A poly-L β-hairpin bent stereochemically as a boat-shaped protein of mixed-L,D structure is scrutinized in basis of ordering as minimum of energy specific for its sequenceand solvent. The model suitable for the scrutiny is accomplished by design. A terminally-blocked oligoalanine is nucleated overDPro6-Gly7 and DPro6-LAsp7 dipeptide structures as a twelve-residue β-hairpin and bent stereochemically as a boat-shaped fold. The structure is inverse designed with side chains suitable to bind substrate p-nitophenyl phosphate, a surrogate substrate of acetyl choline and CO2. The designed sequences were proven by spectroscopy and molecular dynamics to order with solvent effects of water and display high binding affinity for the substrate.
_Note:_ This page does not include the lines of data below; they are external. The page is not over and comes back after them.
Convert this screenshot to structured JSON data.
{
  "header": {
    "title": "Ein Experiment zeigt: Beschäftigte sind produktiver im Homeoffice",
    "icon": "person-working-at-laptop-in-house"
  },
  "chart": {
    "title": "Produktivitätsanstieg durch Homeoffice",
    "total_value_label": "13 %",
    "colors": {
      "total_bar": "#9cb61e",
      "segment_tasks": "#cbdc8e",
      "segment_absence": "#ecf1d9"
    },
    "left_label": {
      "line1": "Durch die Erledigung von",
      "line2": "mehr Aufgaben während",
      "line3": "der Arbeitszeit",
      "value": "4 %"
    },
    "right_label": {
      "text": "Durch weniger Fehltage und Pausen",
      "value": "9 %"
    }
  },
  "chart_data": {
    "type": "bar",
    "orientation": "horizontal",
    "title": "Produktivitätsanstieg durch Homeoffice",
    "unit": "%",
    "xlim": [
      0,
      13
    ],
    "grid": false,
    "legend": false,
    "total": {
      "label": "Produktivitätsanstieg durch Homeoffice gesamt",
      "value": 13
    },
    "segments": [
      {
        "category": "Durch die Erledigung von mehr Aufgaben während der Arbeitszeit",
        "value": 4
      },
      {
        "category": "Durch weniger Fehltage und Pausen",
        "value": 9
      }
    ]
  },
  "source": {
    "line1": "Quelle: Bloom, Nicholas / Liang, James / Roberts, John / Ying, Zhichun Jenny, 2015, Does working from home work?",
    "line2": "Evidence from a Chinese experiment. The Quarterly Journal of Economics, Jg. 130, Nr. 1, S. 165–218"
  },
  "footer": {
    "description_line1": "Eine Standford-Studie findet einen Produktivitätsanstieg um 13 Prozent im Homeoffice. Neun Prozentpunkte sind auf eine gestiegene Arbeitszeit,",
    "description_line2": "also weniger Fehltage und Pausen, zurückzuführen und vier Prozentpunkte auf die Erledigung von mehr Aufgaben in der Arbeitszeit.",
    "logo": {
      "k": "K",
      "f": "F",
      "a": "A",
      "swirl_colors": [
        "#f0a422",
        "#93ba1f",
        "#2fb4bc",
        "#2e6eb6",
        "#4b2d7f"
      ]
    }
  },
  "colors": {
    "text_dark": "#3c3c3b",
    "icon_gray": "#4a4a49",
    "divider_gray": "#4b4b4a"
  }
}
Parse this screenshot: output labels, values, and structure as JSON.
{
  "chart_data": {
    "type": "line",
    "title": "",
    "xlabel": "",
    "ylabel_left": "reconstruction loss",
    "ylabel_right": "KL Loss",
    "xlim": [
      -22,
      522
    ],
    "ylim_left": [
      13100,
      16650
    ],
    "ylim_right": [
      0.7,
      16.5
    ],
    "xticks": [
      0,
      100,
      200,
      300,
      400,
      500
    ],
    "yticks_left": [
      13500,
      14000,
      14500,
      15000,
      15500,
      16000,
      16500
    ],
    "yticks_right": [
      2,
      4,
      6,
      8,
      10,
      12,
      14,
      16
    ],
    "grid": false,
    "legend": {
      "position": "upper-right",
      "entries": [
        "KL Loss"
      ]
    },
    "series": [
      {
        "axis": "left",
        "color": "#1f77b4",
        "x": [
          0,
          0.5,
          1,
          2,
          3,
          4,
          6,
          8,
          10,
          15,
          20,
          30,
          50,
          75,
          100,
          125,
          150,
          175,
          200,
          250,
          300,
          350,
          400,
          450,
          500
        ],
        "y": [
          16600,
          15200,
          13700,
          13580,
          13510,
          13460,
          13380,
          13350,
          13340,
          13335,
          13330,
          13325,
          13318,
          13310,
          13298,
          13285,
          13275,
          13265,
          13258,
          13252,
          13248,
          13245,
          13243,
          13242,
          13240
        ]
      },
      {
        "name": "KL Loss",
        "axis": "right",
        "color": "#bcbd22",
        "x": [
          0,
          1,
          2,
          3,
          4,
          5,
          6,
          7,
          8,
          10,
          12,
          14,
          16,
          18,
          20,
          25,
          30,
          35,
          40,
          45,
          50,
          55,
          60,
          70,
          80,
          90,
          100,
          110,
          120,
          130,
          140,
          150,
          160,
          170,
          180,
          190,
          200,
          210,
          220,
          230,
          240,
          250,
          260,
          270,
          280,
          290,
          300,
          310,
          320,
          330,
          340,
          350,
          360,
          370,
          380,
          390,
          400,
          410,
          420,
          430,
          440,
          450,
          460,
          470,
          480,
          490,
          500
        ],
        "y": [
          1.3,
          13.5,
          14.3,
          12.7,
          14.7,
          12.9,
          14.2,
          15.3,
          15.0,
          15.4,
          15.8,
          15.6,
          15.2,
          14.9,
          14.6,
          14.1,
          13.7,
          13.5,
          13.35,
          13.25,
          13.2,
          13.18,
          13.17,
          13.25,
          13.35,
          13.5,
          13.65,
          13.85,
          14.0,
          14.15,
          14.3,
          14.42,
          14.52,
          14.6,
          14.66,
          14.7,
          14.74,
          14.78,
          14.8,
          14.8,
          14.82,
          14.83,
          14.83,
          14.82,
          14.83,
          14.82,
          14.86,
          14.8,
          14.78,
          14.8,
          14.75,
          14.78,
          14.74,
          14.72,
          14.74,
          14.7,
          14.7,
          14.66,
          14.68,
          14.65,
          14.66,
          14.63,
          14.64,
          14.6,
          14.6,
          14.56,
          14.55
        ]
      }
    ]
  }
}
One of the proteins and a cognate oligoalanine are evolved with molecular dynamics to equilibrium in a solvent bath of water. Molecular dynamics studies establish that heteropolypeptide well ordered as β-hairpin fold and cognate oligoalanine as an ensemble of hairpin-like folds in water. The ordering of cognate oligoalanine as ensembles of hairpin-like folds manifests combined role of water as strong dielectric and weak dipolar solvent of peptides. The roles of stereochemistry and chemical details of sequence in defining polypeptides as energy minima under specific effect of solvent are illuminated and have been discussed.